Литфонд долго не переводил Светлову денег. Заждавшись, после многих напоминаний из Ялты он послал директору такую телеграмму: «Вашу мать беспокоит отсутствие денег».

* * *

На писательском собрании прорабатывали пьесу, перед этим обруганную в одной центральной газете. Доклад делал критик, известный своим разгромным стилем. Светлов печально заметил:

— Вы знаете, кого напоминает мне наш докладчик? Это тот сосед, которого зовут, когда надо зарезать курицу.

* * *

Об одном поэте Светлов сказал:

— Он как кружка пива — прежде чем выпить, надо сдуть пену.

* * *

По поводу своей сутулости Светлов часто шутил:

— Что такое знак вопроса? Это состарившийся восклицательный.

* * *

На светловском юбилее было оглашено письмо отсутствовавшего по причине болезни Вениамина Каверина, в котором он писал: «Я завидую не только таланту Светлова, но и его удивительной скромности. Он, как никто, умеет довольствоваться необходимым».

— Мне не надо ничего необходимого, — возразил Светлов, — но я не могу без лишнего.

* * *

Светлов стойко и мужественно умел переносить невзгоды и почти никогда не жаловался. Он всегда отшучивался и говорил:

— Счастье поэта должно быть всеобщим, а несчастье — обязательно конспиративным.

* * *

О двух маститых литературоведах Светлов как-то сказал в кругу писателей:

— Когда я их читаю, никак не могу понять, стоит ли мне читать книги. Все равно что по котлете представить, как выглядела живая корова, из которой эта котлета сделана.

* * *

Прогуливаясь по морскому пляжу и обозревая распростертые на песке фигуры загорающих, Светлов сказал:

— Тела давно минувших дней…

* * *

В 1956 году Светлова вызвали в МГБ в связи с посмертным пересмотром дела одного из поэтов. Следователь спросил:

— Знали ли вы этого поэта? Что вы можете о нем сказать?

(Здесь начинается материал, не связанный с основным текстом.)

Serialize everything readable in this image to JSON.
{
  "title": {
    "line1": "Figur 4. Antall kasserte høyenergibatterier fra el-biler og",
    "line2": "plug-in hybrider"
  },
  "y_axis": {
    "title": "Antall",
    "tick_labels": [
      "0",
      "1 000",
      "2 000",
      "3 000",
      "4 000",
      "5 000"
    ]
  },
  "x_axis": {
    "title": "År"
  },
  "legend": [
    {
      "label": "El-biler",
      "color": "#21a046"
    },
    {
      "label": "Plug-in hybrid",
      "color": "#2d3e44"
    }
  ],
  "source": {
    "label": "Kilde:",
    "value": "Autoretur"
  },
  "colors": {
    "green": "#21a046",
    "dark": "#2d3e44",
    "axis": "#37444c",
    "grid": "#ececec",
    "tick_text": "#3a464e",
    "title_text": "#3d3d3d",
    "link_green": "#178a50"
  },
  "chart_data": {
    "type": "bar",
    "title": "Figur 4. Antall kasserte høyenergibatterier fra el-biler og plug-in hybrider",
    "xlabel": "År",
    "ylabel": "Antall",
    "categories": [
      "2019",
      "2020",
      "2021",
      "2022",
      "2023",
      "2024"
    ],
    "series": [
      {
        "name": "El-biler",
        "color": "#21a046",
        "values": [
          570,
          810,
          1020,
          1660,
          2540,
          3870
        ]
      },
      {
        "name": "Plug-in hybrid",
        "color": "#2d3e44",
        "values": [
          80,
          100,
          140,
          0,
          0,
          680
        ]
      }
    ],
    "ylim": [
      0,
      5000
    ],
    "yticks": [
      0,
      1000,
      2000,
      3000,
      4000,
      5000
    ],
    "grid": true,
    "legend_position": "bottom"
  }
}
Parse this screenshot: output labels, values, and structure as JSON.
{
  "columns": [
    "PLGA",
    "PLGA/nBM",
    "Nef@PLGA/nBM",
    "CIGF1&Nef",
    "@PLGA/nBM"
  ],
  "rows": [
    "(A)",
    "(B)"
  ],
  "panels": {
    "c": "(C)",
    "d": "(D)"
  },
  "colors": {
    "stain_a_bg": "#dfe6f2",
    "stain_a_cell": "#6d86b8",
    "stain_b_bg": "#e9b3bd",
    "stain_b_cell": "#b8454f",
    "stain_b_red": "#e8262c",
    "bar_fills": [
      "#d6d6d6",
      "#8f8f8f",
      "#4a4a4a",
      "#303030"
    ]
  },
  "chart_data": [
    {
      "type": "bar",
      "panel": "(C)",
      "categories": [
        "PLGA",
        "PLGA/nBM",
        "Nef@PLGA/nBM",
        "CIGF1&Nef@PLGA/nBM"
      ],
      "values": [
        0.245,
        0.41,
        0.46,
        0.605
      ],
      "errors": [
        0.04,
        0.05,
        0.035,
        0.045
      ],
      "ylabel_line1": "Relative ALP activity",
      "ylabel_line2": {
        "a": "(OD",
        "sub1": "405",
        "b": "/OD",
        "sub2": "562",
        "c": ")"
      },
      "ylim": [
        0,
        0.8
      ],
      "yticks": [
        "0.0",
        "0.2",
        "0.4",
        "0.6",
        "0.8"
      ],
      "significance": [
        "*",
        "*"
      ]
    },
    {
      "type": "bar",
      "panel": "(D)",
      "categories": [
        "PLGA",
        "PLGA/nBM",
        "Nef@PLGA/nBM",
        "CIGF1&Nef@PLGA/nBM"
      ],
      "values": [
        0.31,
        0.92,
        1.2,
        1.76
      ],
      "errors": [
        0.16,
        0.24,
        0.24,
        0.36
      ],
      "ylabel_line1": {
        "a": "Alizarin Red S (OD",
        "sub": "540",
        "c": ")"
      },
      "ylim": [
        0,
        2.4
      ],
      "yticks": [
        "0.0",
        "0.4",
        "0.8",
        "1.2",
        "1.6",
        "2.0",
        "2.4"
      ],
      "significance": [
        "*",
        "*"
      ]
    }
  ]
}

— Знал. Он был хорошим поэтом и настоящим коммунистом.

— Как? Ведь он был троцкистом и за это посажен.

— Нет, это я был троцкистом, — сказал Светлов. — А он был настоящим коммунистом.

Следователь растерялся, попросил у Светлова пропуск, подписал его и сказал:

— Идите, идите…

* * *

На литературном вечере после чтения стихов Светлов отвечал на многие записки. Несколько записок он оставил без ответа.

— Почему вы отвечаете не на все записки? — раздался голос из зала.

— Если бы я мог ответить на все вопросы, — сказал Светлов, — мне бы стало неинтересно жить.

* * *

Светлов, написав стихи, тут же читал их кому-нибудь. Если поблизости никого не было, звонил по телефону. Звонил иногда среди ночи.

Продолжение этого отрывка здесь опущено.